Prompt Injection and Tool Safety
Prompt injection happens when untrusted text tries to override the system's instructions. In a RAG app, the attack might live inside a PDF. In an agent, it might appear on a web page the agent browses. The dangerous pattern is the same: the model reads attacker-controlled text and treats it like an instruction from the product owner.
Tool use makes this risk sharper. A model that can only write text can mislead a user; a model with tools can email customers, change records, run code, or expose private data. Production systems reduce that risk with least-privilege tool scopes, allowlists, confirmation steps, output validation, and audit logs.
A strong rule of thumb: model instructions are not access control. The host application must enforce permissions outside the model.
Observability for AI Apps
Traditional logs often show an HTTP request, a status code, and a response time. AI observability needs more: prompt versions, retrieved chunks, model names, tool calls, token usage, evaluator scores, refusals, user feedback, and traces across the full agent loop.

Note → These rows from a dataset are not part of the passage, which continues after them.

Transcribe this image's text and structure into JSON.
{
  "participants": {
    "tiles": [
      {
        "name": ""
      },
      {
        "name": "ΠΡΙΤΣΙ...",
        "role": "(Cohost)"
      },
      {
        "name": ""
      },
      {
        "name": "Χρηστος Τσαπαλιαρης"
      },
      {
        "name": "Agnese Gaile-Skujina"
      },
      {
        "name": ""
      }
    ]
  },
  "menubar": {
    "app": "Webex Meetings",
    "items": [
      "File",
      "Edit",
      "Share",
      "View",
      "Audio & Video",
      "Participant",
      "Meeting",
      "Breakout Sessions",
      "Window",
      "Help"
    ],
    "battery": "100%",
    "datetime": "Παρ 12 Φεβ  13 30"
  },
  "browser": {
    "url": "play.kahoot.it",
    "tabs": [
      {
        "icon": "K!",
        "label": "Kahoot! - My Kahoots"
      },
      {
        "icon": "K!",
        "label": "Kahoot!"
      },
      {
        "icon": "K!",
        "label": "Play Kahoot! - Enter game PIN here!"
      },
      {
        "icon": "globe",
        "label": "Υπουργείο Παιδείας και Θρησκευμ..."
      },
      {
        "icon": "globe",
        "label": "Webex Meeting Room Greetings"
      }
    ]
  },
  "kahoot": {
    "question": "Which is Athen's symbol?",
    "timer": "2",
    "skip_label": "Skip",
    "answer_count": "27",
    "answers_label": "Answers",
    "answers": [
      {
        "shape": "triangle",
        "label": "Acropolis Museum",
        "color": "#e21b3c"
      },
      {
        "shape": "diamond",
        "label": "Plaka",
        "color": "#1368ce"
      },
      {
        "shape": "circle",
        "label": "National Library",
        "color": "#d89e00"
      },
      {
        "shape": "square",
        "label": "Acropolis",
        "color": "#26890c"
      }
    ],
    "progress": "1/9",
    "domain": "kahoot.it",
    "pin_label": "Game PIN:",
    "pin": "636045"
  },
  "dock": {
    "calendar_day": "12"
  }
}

Without traces, teams cannot answer basic production questions: Did retrieval fail? Did the model ignore good evidence? Did a tool return bad data? Did a prompt change increase cost? Did a new model improve benchmark scores but hurt real support tickets?
Human Review and Launch Gates
Human review is not a failure of automation; it is a control surface. High-impact workflows often need human approval for irreversible actions, sensitive domains, edge cases, and low-confidence answers. The product should make review efficient by showing the prompt, evidence, model answer, tool actions, and eval signals in one place.
Before launch, teams usually define gates: minimum eval scores, maximum hallucination rate, maximum latency, acceptable cost per task, security test coverage, and rollback criteria. After launch, sampled production traces become new tests so the system gets harder to break over time.
Sources
- Working with evals — OpenAI API docs
- OpenAI Evals — OpenAI
- AI Risk Management Framework — NIST
- AI RMF Generative AI Profile — NIST
- OWASP Top 10 for LLM Applications — OWASP Foundation
- Judging LLM-as-a-Judge with MT-Bench and Chatbot Arena — Zheng et al.
- RAGTruth: A Hallucination Corpus for Retrieval-Augmented Language Models — Niu et al.